Bilateral trade turnover at $3 billion last year remain modest, when Russia\'s trade with China has already touched $30 billion and is growing. Though Moscow and New Delhi have agreed to increase trade to $10 billion by the end of the decade, $5 billion is considered a realistic objective. Russia is a growing IT market and Indian companies also can find export opportunities there. In the field of defence technical cooperation, India continues to be a major buyer of Russian arms and equipment for all the three services and even though the relationship is many decades old, the problem of finding spares remains very acute till today. Mr. Putin has now created Rosoboronservice India, a company which will address the Indian Navy\'s concerns about poor availability of Russian-origin spares. A technical centre or a spare parts storage facility needs to be set up in India to meet the needs of the Indian Air Force.
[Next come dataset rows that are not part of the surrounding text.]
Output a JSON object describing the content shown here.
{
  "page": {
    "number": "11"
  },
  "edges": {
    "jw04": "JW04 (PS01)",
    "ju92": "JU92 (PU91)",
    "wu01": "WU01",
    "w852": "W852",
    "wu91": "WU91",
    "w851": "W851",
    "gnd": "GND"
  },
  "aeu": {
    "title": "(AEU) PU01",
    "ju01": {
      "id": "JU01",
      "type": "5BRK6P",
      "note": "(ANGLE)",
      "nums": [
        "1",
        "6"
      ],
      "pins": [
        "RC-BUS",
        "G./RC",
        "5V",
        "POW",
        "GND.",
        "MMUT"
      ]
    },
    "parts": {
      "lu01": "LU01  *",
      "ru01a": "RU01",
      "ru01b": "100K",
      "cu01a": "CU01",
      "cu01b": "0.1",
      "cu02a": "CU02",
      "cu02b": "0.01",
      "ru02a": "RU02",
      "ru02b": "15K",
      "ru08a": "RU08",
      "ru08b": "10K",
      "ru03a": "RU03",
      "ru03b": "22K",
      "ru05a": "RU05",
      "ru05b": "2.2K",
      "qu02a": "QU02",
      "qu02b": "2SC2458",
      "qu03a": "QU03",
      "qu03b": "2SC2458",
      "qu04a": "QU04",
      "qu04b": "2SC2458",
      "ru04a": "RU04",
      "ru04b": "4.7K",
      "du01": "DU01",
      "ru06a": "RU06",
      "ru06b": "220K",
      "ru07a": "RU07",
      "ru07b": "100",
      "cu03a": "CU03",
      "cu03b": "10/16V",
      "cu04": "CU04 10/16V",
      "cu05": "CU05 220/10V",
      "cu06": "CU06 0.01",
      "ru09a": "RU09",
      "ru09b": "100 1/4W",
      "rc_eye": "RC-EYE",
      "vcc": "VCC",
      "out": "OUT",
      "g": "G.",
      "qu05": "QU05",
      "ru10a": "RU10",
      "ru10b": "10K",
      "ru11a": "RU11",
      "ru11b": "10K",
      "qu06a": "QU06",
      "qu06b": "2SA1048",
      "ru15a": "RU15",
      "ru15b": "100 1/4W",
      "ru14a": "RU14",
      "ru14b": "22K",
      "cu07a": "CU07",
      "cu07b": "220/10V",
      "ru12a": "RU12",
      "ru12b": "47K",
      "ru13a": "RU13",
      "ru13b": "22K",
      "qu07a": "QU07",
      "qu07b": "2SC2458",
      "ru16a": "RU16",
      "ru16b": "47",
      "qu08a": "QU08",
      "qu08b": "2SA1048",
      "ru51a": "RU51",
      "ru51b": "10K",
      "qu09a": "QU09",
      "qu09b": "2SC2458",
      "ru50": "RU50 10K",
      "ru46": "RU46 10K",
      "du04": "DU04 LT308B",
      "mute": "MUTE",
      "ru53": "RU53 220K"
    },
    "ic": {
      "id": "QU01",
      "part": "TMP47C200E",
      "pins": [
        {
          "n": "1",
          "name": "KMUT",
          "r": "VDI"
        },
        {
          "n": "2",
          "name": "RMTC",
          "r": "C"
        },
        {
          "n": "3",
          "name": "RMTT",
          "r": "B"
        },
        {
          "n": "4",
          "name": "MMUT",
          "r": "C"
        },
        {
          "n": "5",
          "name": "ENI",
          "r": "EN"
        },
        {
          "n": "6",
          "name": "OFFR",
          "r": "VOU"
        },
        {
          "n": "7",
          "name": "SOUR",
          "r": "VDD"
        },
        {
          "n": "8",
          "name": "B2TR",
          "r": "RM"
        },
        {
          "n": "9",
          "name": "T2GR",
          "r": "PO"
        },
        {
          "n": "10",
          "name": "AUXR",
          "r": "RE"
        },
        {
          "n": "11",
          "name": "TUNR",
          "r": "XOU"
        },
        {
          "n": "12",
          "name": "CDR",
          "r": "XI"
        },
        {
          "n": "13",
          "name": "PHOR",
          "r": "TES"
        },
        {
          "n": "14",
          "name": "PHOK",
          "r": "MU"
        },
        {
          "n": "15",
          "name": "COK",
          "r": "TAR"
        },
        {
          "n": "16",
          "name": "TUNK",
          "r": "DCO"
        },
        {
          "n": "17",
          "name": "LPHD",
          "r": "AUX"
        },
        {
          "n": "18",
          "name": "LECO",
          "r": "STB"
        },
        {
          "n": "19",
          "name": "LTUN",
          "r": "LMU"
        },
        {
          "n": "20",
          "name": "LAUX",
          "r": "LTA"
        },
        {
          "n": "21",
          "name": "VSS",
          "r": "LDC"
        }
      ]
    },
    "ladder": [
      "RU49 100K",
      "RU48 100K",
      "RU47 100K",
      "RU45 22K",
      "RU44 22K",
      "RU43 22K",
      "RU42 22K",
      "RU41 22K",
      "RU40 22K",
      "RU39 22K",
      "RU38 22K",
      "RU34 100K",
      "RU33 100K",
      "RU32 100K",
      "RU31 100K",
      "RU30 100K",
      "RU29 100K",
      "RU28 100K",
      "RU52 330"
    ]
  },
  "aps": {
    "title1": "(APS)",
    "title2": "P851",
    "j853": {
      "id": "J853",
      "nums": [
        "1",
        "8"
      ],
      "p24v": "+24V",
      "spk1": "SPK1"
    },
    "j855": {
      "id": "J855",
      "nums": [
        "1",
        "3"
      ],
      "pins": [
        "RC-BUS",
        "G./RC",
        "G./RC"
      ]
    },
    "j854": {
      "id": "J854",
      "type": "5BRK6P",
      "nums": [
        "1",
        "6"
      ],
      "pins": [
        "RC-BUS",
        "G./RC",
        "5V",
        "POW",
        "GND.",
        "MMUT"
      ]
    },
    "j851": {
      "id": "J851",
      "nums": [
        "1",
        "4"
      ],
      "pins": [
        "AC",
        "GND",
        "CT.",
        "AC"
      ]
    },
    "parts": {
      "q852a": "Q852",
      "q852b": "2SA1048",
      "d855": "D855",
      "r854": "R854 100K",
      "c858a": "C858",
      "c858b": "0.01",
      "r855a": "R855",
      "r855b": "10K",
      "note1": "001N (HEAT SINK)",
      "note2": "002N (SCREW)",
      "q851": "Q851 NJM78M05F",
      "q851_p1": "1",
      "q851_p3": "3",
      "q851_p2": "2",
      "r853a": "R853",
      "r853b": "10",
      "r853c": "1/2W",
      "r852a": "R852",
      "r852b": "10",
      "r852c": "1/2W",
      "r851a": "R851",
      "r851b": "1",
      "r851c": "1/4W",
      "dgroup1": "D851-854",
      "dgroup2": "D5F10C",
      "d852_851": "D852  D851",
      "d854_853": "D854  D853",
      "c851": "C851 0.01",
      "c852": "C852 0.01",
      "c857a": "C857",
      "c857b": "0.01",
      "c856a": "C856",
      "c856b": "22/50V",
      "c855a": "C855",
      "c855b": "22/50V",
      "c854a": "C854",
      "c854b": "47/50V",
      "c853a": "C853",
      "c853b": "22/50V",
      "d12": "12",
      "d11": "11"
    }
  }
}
The Russian Duma having recently ratified the Indo-Russian Space Cooperation Agreement, the way has been cleared for joint exploration and transfer of space technology to India. The accord would speed up collaboration in the Global Navigation Satellite System (GLONASS) and GSP to allow both military and civilian users around the globe to receive signals from satellites to identify their positions in real time. ISRO will launch Russian navigational satellites, using Indian space launch vehicles and develop jointly with Russia new generation navigational satellites.
Russia is also eyeing the market for supply of 126 multi-role futuristic aircraft proposed to be bought by the Indian Air Force. It has offered MIG 35 as replacement for the MIG 29 of the IAF which need upgradation. The new aircraft carrier Vikramaditya, which is being refitted in Russia to join service with the Indian Navy next year, will also be equipped with MIG 29K/KUB ordered by the Navy. Talks have also been going on for co-production of the fifth-generation fighter plane, with Sukhoi and MIG Corporation having made proposals. President Putin and the Russian Air Force, which will have to share the development costs, are required to come forward with concrete proposals. The problem is that India cannot be the sole purchaser of such an aircraft and also the sole investor in the project.
Projects in stealth and hypersonic technologies have also been identified. Russian companies have a chance to establish a foothold in the Indian defence sector, following the Government\'s decision to allow private participation in the manufacture of defence equipment. Even though Mr. Putin intervened to allow India a stake in Sakhalin-I on product-sharing basis, New Delhi cannot expect special favours in future. At this juncture the entire gamut of bilateral relations needs to be re-assessed and re-evaluated and a new dynamism injected into it.